Di pengingat kenangan Facebookku muncul foto dari tahun kemarin. Aku, Shane dan Ali, berpegangan tangan di depan depan tiang canopi yang dihiasi bendera merah putih. Aku memakai kebaya merah, Shane yang memakai batik tampak mengernyit karena teriknya cahaya matahari. Sementara Ali memakai baju pangsi Sunda tersenyum nakal ke arah kamera, ---yang anehnya terlihat lebih mungil dari yang aku ingat (sepertinya setiap berganti tahun aku terus-terusan merasa Ali tumbuh dengan cepat, hahaha). Ya, kami baru saja selesai merayakan hari kemerdekaan Indonesia waktu foto itu diambil. Saking lamanya berdiam di rumah aku jadi terkejut sendiri kalau itu BARU satu tahun yang lalu. Tahun kemarin aku masih ikut pawai bersama Ali dan Shane di sekitar sekolah, juga masih menonton pawai dari RT dan RW lain dari balik pagar rumah orangtuaku. Somehow mengingat semua itu jadi terasa janggal. Jangankan untuk berdesakan di pawai, untuk antri di kasir supermarket saja sekarang rasanya "salah".

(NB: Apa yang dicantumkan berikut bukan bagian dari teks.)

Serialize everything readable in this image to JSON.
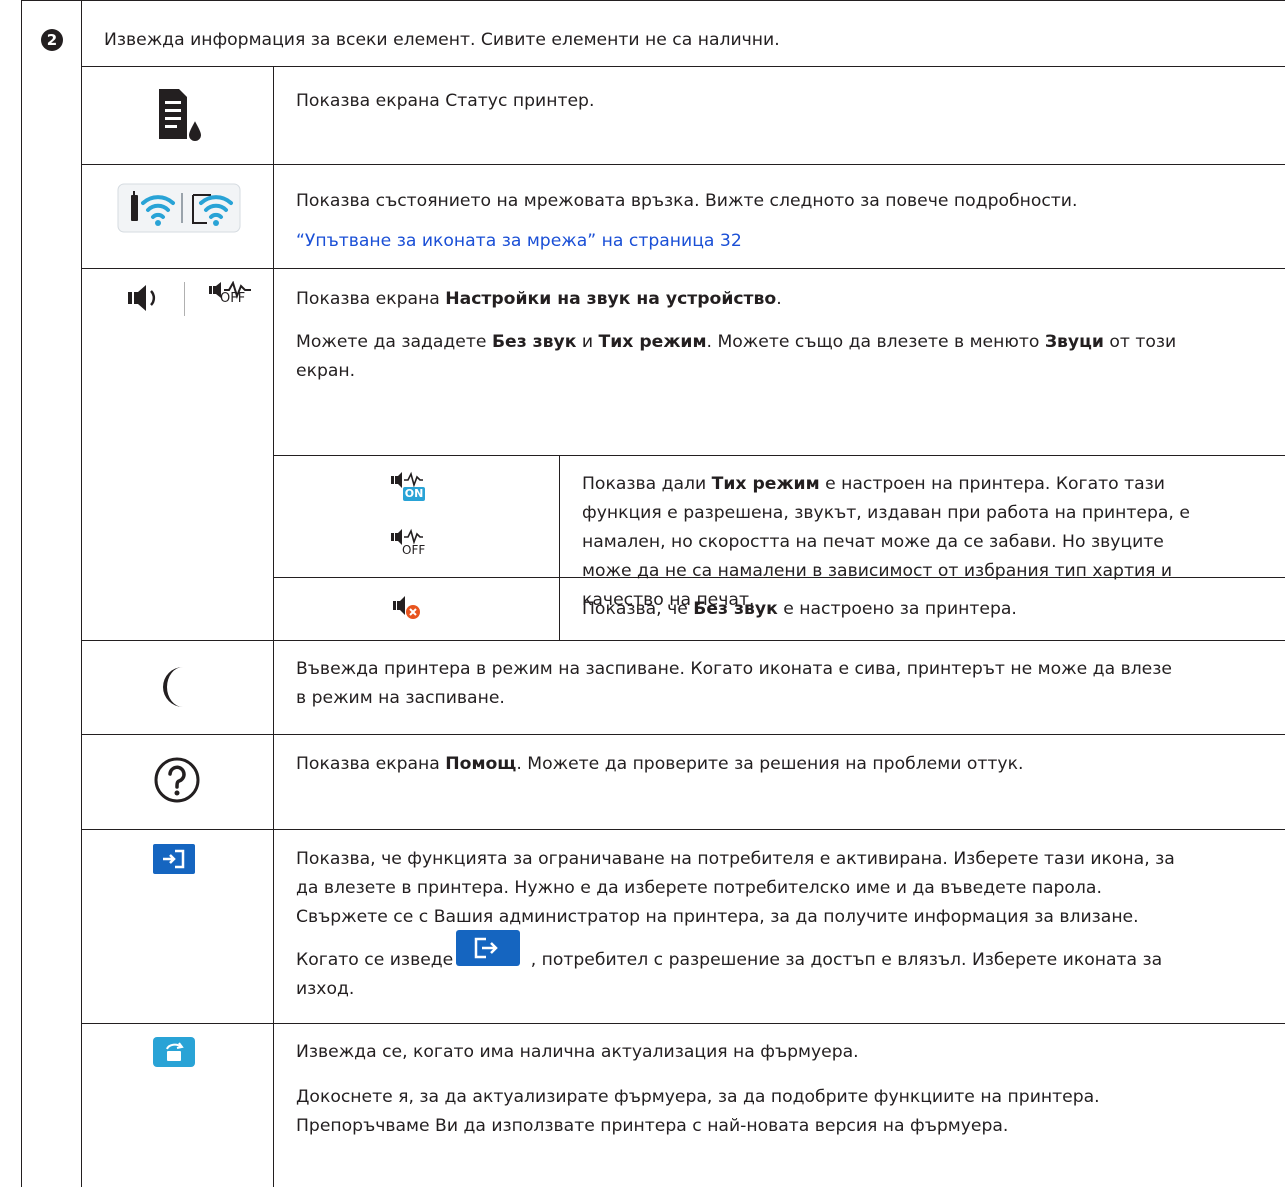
{
  "callout": {
    "number": "2"
  },
  "header": {
    "text": "Извежда информация за всеки елемент. Сивите елементи не са налични."
  },
  "rows": {
    "status": {
      "icon": "printer-status-ink-icon",
      "text": "Показва екрана Статус принтер."
    },
    "network": {
      "icon": "network-wifi-icon",
      "text": "Показва състоянието на мрежовата връзка. Вижте следното за повече подробности.",
      "link": "“Упътване за иконата за мрежа” на страница 32"
    },
    "sound": {
      "icon": "speaker-icon",
      "line1_pre": "Показва екрана ",
      "line1_bold": "Настройки на звук на устройство",
      "line1_post": ".",
      "line2_a": "Можете да зададете ",
      "line2_b": "Без звук",
      "line2_c": " и ",
      "line2_d": "Тих режим",
      "line2_e": ". Можете също да влезете в менюто ",
      "line2_f": "Звуци",
      "line2_g": " от този",
      "line3": "екран.",
      "quiet": {
        "on_label": "ON",
        "off_label": "OFF",
        "l1_a": "Показва дали ",
        "l1_b": "Тих режим",
        "l1_c": " е настроен на принтера. Когато тази",
        "l2": "функция е разрешена, звукът, издаван при работа на принтера, е",
        "l3": "намален, но скоростта на печат може да се забави. Но звуците",
        "l4": "може да не са намалени в зависимост от избрания тип хартия и",
        "l5": "качество на печат."
      },
      "mute": {
        "a": "Показва, че ",
        "b": "Без звук",
        "c": " е настроено за принтера."
      }
    },
    "sleep": {
      "icon": "moon-icon",
      "l1": "Въвежда принтера в режим на заспиване. Когато иконата е сива, принтерът не може да влезе",
      "l2": "в режим на заспиване."
    },
    "help": {
      "icon": "question-circle-icon",
      "a": "Показва екрана ",
      "b": "Помощ",
      "c": ". Можете да проверите за решения на проблеми оттук."
    },
    "login": {
      "icon": "login-icon",
      "l1": "Показва, че функцията за ограничаване на потребителя е активирана. Изберете тази икона, за",
      "l2": "да влезете в принтера. Нужно е да изберете потребителско име и да въведете парола.",
      "l3": "Свържете се с Вашия администратор на принтера, за да получите информация за влизане.",
      "l4_a": "Когато се изведе ",
      "l4_b": ", потребител с разрешение за достъп е влязъл. Изберете иконата за",
      "l5": "изход."
    },
    "firmware": {
      "icon": "firmware-update-icon",
      "l1": "Извежда се, когато има налична актуализация на фърмуера.",
      "l2": "Докоснете я, за да актуализирате фърмуера, за да подобрите функциите на принтера.",
      "l3": "Препоръчваме Ви да използвате принтера с най-новата версия на фърмуера."
    }
  },
  "colors": {
    "accent_blue": "#1565c0",
    "icon_light_blue": "#29a3d6",
    "link": "#1a4fd6",
    "off_orange": "#e8541e"
  }
}
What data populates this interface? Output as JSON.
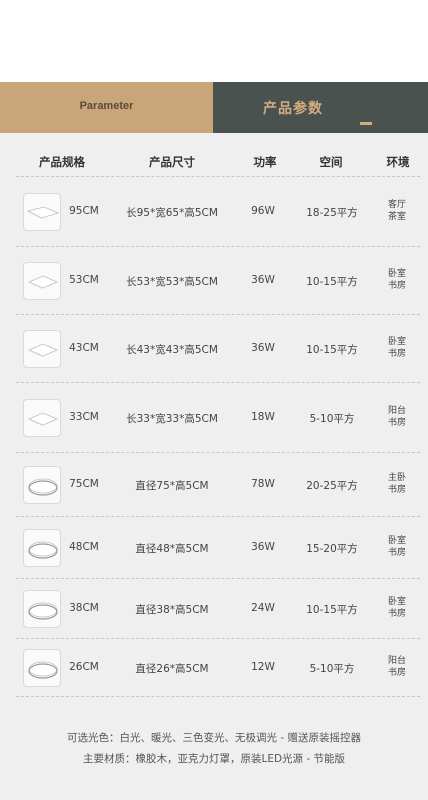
{
  "banner": {
    "en_title": "Parameter",
    "cn_title": "产品参数"
  },
  "headers": [
    "产品规格",
    "产品尺寸",
    "功率",
    "空间",
    "环境"
  ],
  "rows": [
    {
      "spec": "95CM",
      "size": "长95*宽65*高5CM",
      "power": "96W",
      "space": "18-25平方",
      "env": [
        "客厅",
        "茶室"
      ],
      "shape": "rect-wide"
    },
    {
      "spec": "53CM",
      "size": "长53*宽53*高5CM",
      "power": "36W",
      "space": "10-15平方",
      "env": [
        "卧室",
        "书房"
      ],
      "shape": "square"
    },
    {
      "spec": "43CM",
      "size": "长43*宽43*高5CM",
      "power": "36W",
      "space": "10-15平方",
      "env": [
        "卧室",
        "书房"
      ],
      "shape": "square"
    },
    {
      "spec": "33CM",
      "size": "长33*宽33*高5CM",
      "power": "18W",
      "space": "5-10平方",
      "env": [
        "阳台",
        "书房"
      ],
      "shape": "square"
    },
    {
      "spec": "75CM",
      "size": "直径75*高5CM",
      "power": "78W",
      "space": "20-25平方",
      "env": [
        "主卧",
        "书房"
      ],
      "shape": "round"
    },
    {
      "spec": "48CM",
      "size": "直径48*高5CM",
      "power": "36W",
      "space": "15-20平方",
      "env": [
        "卧室",
        "书房"
      ],
      "shape": "round"
    },
    {
      "spec": "38CM",
      "size": "直径38*高5CM",
      "power": "24W",
      "space": "10-15平方",
      "env": [
        "卧室",
        "书房"
      ],
      "shape": "round"
    },
    {
      "spec": "26CM",
      "size": "直径26*高5CM",
      "power": "12W",
      "space": "5-10平方",
      "env": [
        "阳台",
        "书房"
      ],
      "shape": "round"
    }
  ],
  "footer": {
    "line1": "可选光色：白光、暖光、三色变光、无极调光 - 赠送原装摇控器",
    "line2": "主要材质：橡胶木，亚克力灯罩，原装LED光源 - 节能版"
  }
}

Shane, aku dan Ali. Waktu itu mataharinya memang sedang super terik :D |
16 Agustus 2020
Kalau saja kemarin aku nggak membuka Facebook, mungkin aku akan lupa kalau besok adalah hari jadinya Indonesia. Gak ada kemeriahan di luar, bendera juga nggak kelihatan dari balkon rumah kami. Memang tinggal di apartemen itu terkadang terasa terasing. Apa yang terjadi di bawah, yang sebenarnya jaraknya dekat saja kadang kami nggak tahu. Suasana festive nggak akan terasa kalau bukan aku dan Shane sendiri yang ciptakan, ---paling-paling kalau ada kembang api saja kami jadi punya clue kalau sedang ada perayaan di luar sana, hehe.

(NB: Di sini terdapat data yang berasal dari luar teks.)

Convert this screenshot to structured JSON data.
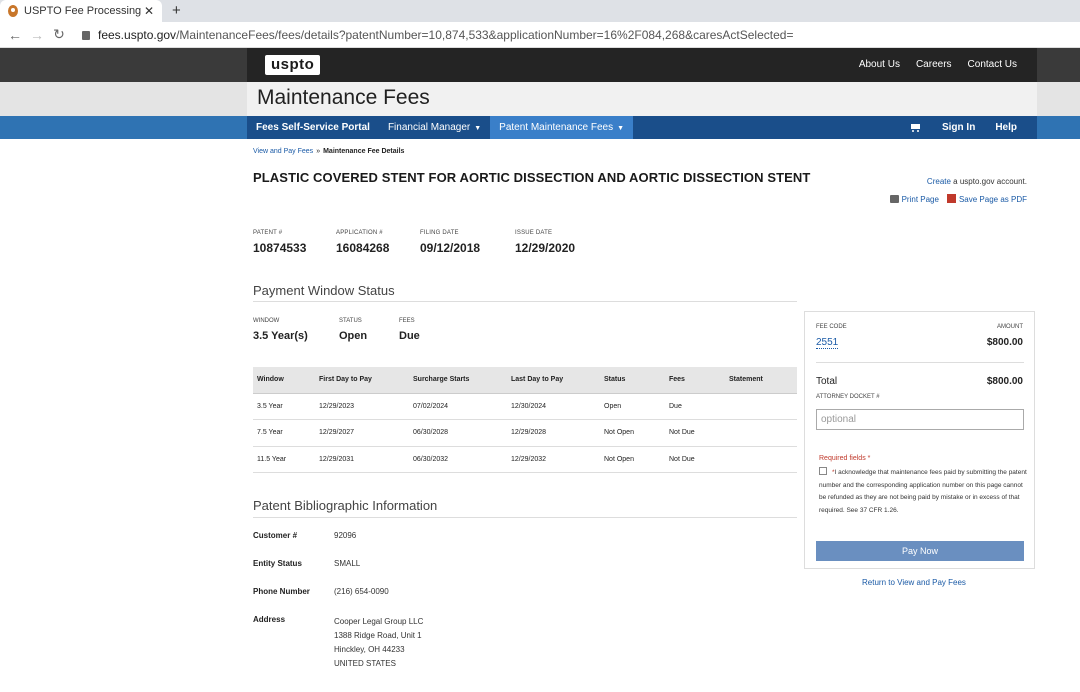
{
  "browser": {
    "tab_title": "USPTO Fee Processing - Maint",
    "tab_close": "✕",
    "new_tab": "+",
    "back": "←",
    "forward": "→",
    "reload": "↻",
    "url_host": "fees.uspto.gov",
    "url_path": "/MaintenanceFees/fees/details?patentNumber=10,874,533&applicationNumber=16%2F084,268&caresActSelected="
  },
  "site": {
    "logo": "uspto",
    "top_links": [
      "About Us",
      "Careers",
      "Contact Us"
    ],
    "title": "Maintenance Fees"
  },
  "nav": {
    "portal": "Fees Self-Service Portal",
    "financial_manager": "Financial Manager",
    "patent_maintenance": "Patent Maintenance Fees",
    "caret": "▼",
    "sign_in": "Sign In",
    "help": "Help"
  },
  "breadcrumb": {
    "parent": "View and Pay Fees",
    "sep": "»",
    "current": "Maintenance Fee Details"
  },
  "page_title": "PLASTIC COVERED STENT FOR AORTIC DISSECTION AND AORTIC DISSECTION STENT",
  "account": {
    "create": "Create",
    "rest": " a uspto.gov account.",
    "print": "Print Page",
    "save_pdf": "Save Page as PDF"
  },
  "meta": {
    "patent_label": "PATENT #",
    "patent": "10874533",
    "application_label": "APPLICATION #",
    "application": "16084268",
    "filing_label": "FILING DATE",
    "filing": "09/12/2018",
    "issue_label": "ISSUE DATE",
    "issue": "12/29/2020"
  },
  "payment_window": {
    "title": "Payment Window Status",
    "window_label": "WINDOW",
    "window": "3.5 Year(s)",
    "status_label": "STATUS",
    "status": "Open",
    "fees_label": "FEES",
    "fees": "Due"
  },
  "fee_table": {
    "headers": [
      "Window",
      "First Day to Pay",
      "Surcharge Starts",
      "Last Day to Pay",
      "Status",
      "Fees",
      "Statement"
    ],
    "rows": [
      [
        "3.5 Year",
        "12/29/2023",
        "07/02/2024",
        "12/30/2024",
        "Open",
        "Due",
        ""
      ],
      [
        "7.5 Year",
        "12/29/2027",
        "06/30/2028",
        "12/29/2028",
        "Not Open",
        "Not Due",
        ""
      ],
      [
        "11.5 Year",
        "12/29/2031",
        "06/30/2032",
        "12/29/2032",
        "Not Open",
        "Not Due",
        ""
      ]
    ]
  },
  "bibliographic": {
    "title": "Patent Bibliographic Information",
    "customer_label": "Customer #",
    "customer": "92096",
    "entity_label": "Entity Status",
    "entity": "SMALL",
    "phone_label": "Phone Number",
    "phone": "(216) 654-0090",
    "address_label": "Address",
    "address": [
      "Cooper Legal Group LLC",
      "1388 Ridge Road, Unit 1",
      "Hinckley, OH 44233",
      "UNITED STATES"
    ]
  },
  "panel": {
    "fee_code_label": "FEE CODE",
    "amount_label": "AMOUNT",
    "fee_code": "2551",
    "amount": "$800.00",
    "total_label": "Total",
    "total": "$800.00",
    "docket_label": "ATTORNEY DOCKET #",
    "docket_placeholder": "optional",
    "required": "Required fields *",
    "ack_star": "*",
    "ack_text": "I acknowledge that maintenance fees paid by submitting the patent number and the corresponding application number on this page cannot be refunded as they are not being paid by mistake or in excess of that required. See 37 CFR 1.26.",
    "pay_now": "Pay Now"
  },
  "return_link": "Return to View and Pay Fees"
}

Aku bilang sama Shane kalau kami bahkan nggak punya bendera di sini, sementara aku rindu dengan suasana tujuh belasan :') Shane pun menenangkanku. Katanya mungkin kami bisa menemukan bendera kecil untuk dipajang di balkon, nanti malam saat kami ke supermarket untuk berbelanja keperluan dapur. Aku yang tadinya mellow langsung semangat berganti baju dan mulai memikirkan apa saja yang akan kubeli untuk besok :)
Aku pikir akan seru jika kami bisa punya "Hari Indonesia", ---pokoknya seharian serba Indonesia, dari mulai makanan, pakaian sampai tontonan. Jadi akupun mulai memenuhi keranjang dengan apapun yang khas Indonesia, ---selama itu vegan, hehe. Nasi tutug oncom, nasi kuning, kacang koro, teh botol, cokelat Bali, air kelapa, mi lidi, dan segala macam produk makanan lokal lainnya. Sampai-sampai aku baca satu persatu lho labelnya, supaya yakin kalau produknya memang asli buatan sini :p Di sela-sela berbelanja nggak lupa aku kirim pesan sama Ibu agar mengirimkan beberapa kebaya untuk dipakai besok. Meski nggak kemana-mana nggak ada salahnya kan untuk tetap merayakan hari kemerdekaan :)
17 Agustus 2020
Aku bangun tidur kesiangan. Mungkin karena malamnya terlalu excited sampai-sampai susah tidur, hehehe. Waktu aku membuka mata Shane langsung bertanya aku mau makan apa. "Mau nasi tutug oncom," jawabku. Dan ternyata itu cukup membuat suamiku heran, karena saat aku tidur dia sudah sarapan sereal dan pisang sementara aku langsung minta makan nasi :p Tapi dia setuju, karena sebelumnya dia belum pernah mengenal "oncom". Jadi sekalian saja dijadikan menu makan siang untuknya, dan menu sarapan untukku, hehe.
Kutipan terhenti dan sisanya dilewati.